I am not saying that Aine and Jessie are insensitive to Rory’s plight. I am not saying anyone in the family is. They are doing the best they can in a very trying situation. They have families and commitments of their own. But Rory is a companion dog who has to all intents and purposes lost his master. And he will be wondering what is going on.

And he is all alone.

I remember Uncle Sean’s house in the middle of winter. How the wind spirals up from the North Atlantic and shakes the eaves and whistles under the window ledges. I remember Rory as a pup, how his little ears would move like radar when he heard that wind, how his eyes would widen and how Uncle Sean would say : It’s alright, boy, it’s just the wind.

There’s no one to say that to Rory now.

I begged and cajoled Aine and Jessie to get him out of the house. I pleaded that he no longer be left alone. I can’t forget his little ears moving about when the wind came. I can’t forget his eyes.

But my cousins say they are doing enough, that they are stressed, that Rory is fine where he is, that it will upset him more to be moved at the eleventh hour. That logistically they don’t know how to get such a big dog out of the house.

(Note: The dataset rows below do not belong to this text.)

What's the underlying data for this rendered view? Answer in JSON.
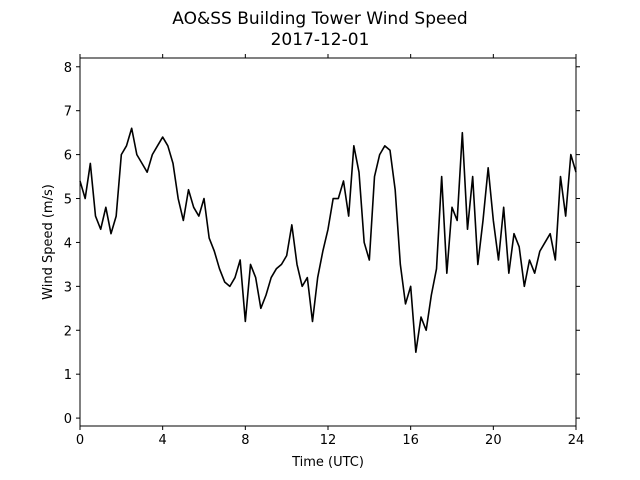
{
  "chart_data": {
    "type": "line",
    "title": "AO&SS Building Tower Wind Speed",
    "subtitle": "2017-12-01",
    "xlabel": "Time (UTC)",
    "ylabel": "Wind Speed (m/s)",
    "xlim": [
      0,
      24
    ],
    "xticks": [
      0,
      4,
      8,
      12,
      16,
      20,
      24
    ],
    "ylim": [
      -0.18,
      8.2
    ],
    "yticks": [
      0,
      1,
      2,
      3,
      4,
      5,
      6,
      7,
      8
    ],
    "x": [
      0,
      0.25,
      0.5,
      0.75,
      1,
      1.25,
      1.5,
      1.75,
      2,
      2.25,
      2.5,
      2.75,
      3,
      3.25,
      3.5,
      3.75,
      4,
      4.25,
      4.5,
      4.75,
      5,
      5.25,
      5.5,
      5.75,
      6,
      6.25,
      6.5,
      6.75,
      7,
      7.25,
      7.5,
      7.75,
      8,
      8.25,
      8.5,
      8.75,
      9,
      9.25,
      9.5,
      9.75,
      10,
      10.25,
      10.5,
      10.75,
      11,
      11.25,
      11.5,
      11.75,
      12,
      12.25,
      12.5,
      12.75,
      13,
      13.25,
      13.5,
      13.75,
      14,
      14.25,
      14.5,
      14.75,
      15,
      15.25,
      15.5,
      15.75,
      16,
      16.25,
      16.5,
      16.75,
      17,
      17.25,
      17.5,
      17.75,
      18,
      18.25,
      18.5,
      18.75,
      19,
      19.25,
      19.5,
      19.75,
      20,
      20.25,
      20.5,
      20.75,
      21,
      21.25,
      21.5,
      21.75,
      22,
      22.25,
      22.5,
      22.75,
      23,
      23.25,
      23.5,
      23.75,
      24
    ],
    "series": [
      {
        "color": "#000000",
        "values": [
          5.4,
          5.0,
          5.8,
          4.6,
          4.3,
          4.8,
          4.2,
          4.6,
          6.0,
          6.2,
          6.6,
          6.0,
          5.8,
          5.6,
          6.0,
          6.2,
          6.4,
          6.2,
          5.8,
          5.0,
          4.5,
          5.2,
          4.8,
          4.6,
          5.0,
          4.1,
          3.8,
          3.4,
          3.1,
          3.0,
          3.2,
          3.6,
          2.2,
          3.5,
          3.2,
          2.5,
          2.8,
          3.2,
          3.4,
          3.5,
          3.7,
          4.4,
          3.5,
          3.0,
          3.2,
          2.2,
          3.2,
          3.8,
          4.3,
          5.0,
          5.0,
          5.4,
          4.6,
          6.2,
          5.6,
          4.0,
          3.6,
          5.5,
          6.0,
          6.2,
          6.1,
          5.2,
          3.5,
          2.6,
          3.0,
          1.5,
          2.3,
          2.0,
          2.8,
          3.4,
          5.5,
          3.3,
          4.8,
          4.5,
          6.5,
          4.3,
          5.5,
          3.5,
          4.5,
          5.7,
          4.5,
          3.6,
          4.8,
          3.3,
          4.2,
          3.9,
          3.0,
          3.6,
          3.3,
          3.8,
          4.0,
          4.2,
          3.6,
          5.5,
          4.6,
          6.0,
          5.6
        ]
      }
    ]
  }
}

I get that. I really do. But I can’t forget the ears and the eyes.

And I know the power of that wind.

Such is the tyranny of distance.

If I was in Ireland right now I would be in the house with Rory. I wouldn’t be what he wanted, I wouldn’t be Uncle Sean, but at least he wouldn’t be alone. At least he wouldn’t need to worry when the wind came.

But I am here. So far away I am of no use at all.

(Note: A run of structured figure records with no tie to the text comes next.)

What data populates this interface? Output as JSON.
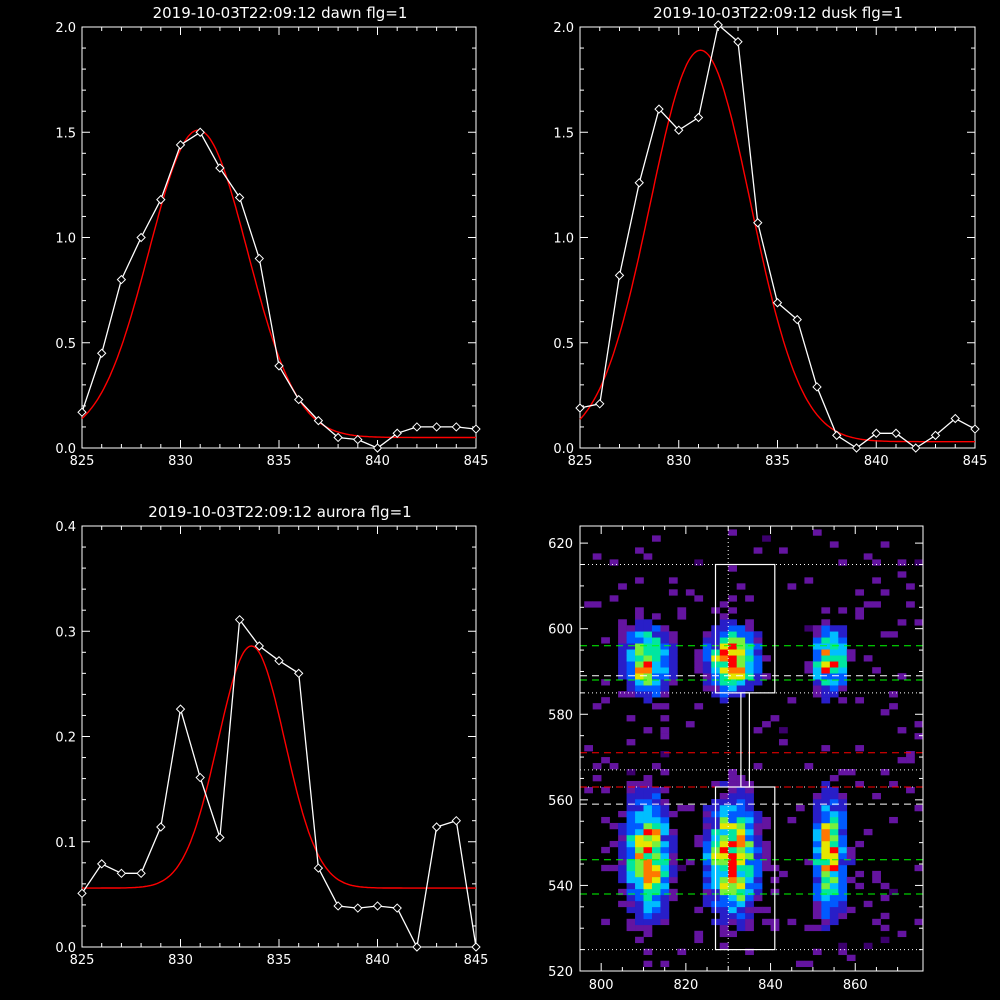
{
  "colors": {
    "bg": "#000000",
    "axes": "#ffffff",
    "data": "#ffffff",
    "fit": "#ff0000",
    "green": "#00ff00",
    "red_marker": "#ff0000"
  },
  "chart_data": [
    {
      "type": "line",
      "title": "2019-10-03T22:09:12 dawn flg=1",
      "xlim": [
        825,
        845
      ],
      "ylim": [
        0,
        2
      ],
      "xticks": [
        "825",
        "830",
        "835",
        "840",
        "845"
      ],
      "yticks": [
        "0.0",
        "0.5",
        "1.0",
        "1.5",
        "2.0"
      ],
      "series": [
        {
          "x": [
            825,
            826,
            827,
            828,
            829,
            830,
            831,
            832,
            833,
            834,
            835,
            836,
            837,
            838,
            839,
            840,
            841,
            842,
            843,
            844,
            845
          ],
          "values": [
            0.17,
            0.45,
            0.8,
            1.0,
            1.18,
            1.44,
            1.5,
            1.33,
            1.19,
            0.9,
            0.39,
            0.23,
            0.13,
            0.05,
            0.04,
            0.0,
            0.07,
            0.1,
            0.1,
            0.1,
            0.09
          ]
        }
      ],
      "fit": {
        "amp": 1.46,
        "center": 830.9,
        "sigma": 2.5,
        "baseline": 0.05
      }
    },
    {
      "type": "line",
      "title": "2019-10-03T22:09:12 dusk flg=1",
      "xlim": [
        825,
        845
      ],
      "ylim": [
        0,
        2
      ],
      "xticks": [
        "825",
        "830",
        "835",
        "840",
        "845"
      ],
      "yticks": [
        "0.0",
        "0.5",
        "1.0",
        "1.5",
        "2.0"
      ],
      "series": [
        {
          "x": [
            825,
            826,
            827,
            828,
            829,
            830,
            831,
            832,
            833,
            834,
            835,
            836,
            837,
            838,
            839,
            840,
            841,
            842,
            843,
            844,
            845
          ],
          "values": [
            0.19,
            0.21,
            0.82,
            1.26,
            1.61,
            1.51,
            1.57,
            2.01,
            1.93,
            1.07,
            0.69,
            0.61,
            0.29,
            0.06,
            0.0,
            0.07,
            0.07,
            0.0,
            0.06,
            0.14,
            0.09
          ]
        }
      ],
      "fit": {
        "amp": 1.86,
        "center": 831.1,
        "sigma": 2.55,
        "baseline": 0.03
      }
    },
    {
      "type": "line",
      "title": "2019-10-03T22:09:12 aurora flg=1",
      "xlim": [
        825,
        845
      ],
      "ylim": [
        0,
        0.4
      ],
      "xticks": [
        "825",
        "830",
        "835",
        "840",
        "845"
      ],
      "yticks": [
        "0.0",
        "0.1",
        "0.2",
        "0.3",
        "0.4"
      ],
      "series": [
        {
          "x": [
            825,
            826,
            827,
            828,
            829,
            830,
            831,
            832,
            833,
            834,
            835,
            836,
            837,
            838,
            839,
            840,
            841,
            842,
            843,
            844,
            845
          ],
          "values": [
            0.051,
            0.079,
            0.07,
            0.07,
            0.114,
            0.226,
            0.161,
            0.104,
            0.311,
            0.286,
            0.272,
            0.26,
            0.075,
            0.039,
            0.037,
            0.039,
            0.037,
            0.0,
            0.114,
            0.12,
            0.0
          ]
        }
      ],
      "fit": {
        "amp": 0.23,
        "center": 833.6,
        "sigma": 1.7,
        "baseline": 0.056
      }
    },
    {
      "type": "heatmap",
      "xlim": [
        795,
        876
      ],
      "ylim": [
        520,
        624
      ],
      "xticks": [
        "800",
        "820",
        "840",
        "860"
      ],
      "yticks": [
        "520",
        "540",
        "560",
        "580",
        "600",
        "620"
      ],
      "columns": [
        {
          "x": 810,
          "width": 3.5
        },
        {
          "x": 830,
          "width": 4.0
        },
        {
          "x": 853,
          "width": 2.5
        }
      ],
      "bands": [
        {
          "y": 592,
          "height": 5
        },
        {
          "y": 546,
          "height": 9
        }
      ],
      "boxes": [
        {
          "x0": 827,
          "x1": 841,
          "y0": 585,
          "y1": 615
        },
        {
          "x0": 827,
          "x1": 841,
          "y0": 525,
          "y1": 563
        },
        {
          "x0": 833,
          "x1": 835,
          "y0": 563,
          "y1": 585
        }
      ],
      "vline_x": 830,
      "dotted_y": [
        615,
        585,
        567,
        563,
        525
      ],
      "green_dashed_y": [
        596,
        588,
        546,
        538
      ],
      "white_dashed_y": [
        589,
        559
      ],
      "red_dashed_y": [
        571,
        563
      ]
    }
  ]
}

All I can do is light a candle and pray to the angels and the pixies and maybe even the leprechauns to watch over this dog who has meant so much to my Uncle Sean for the past 16 years.

And he to him.

All I can do is whisper to my wind which comes from a different ocean but might just be strong enough to turn to a wish or even a prayer that will swirl silently all the way to Uncle Sean’s house.

And all I can hope is that the whisper will say : It’s alright, boy. It’s just the wind.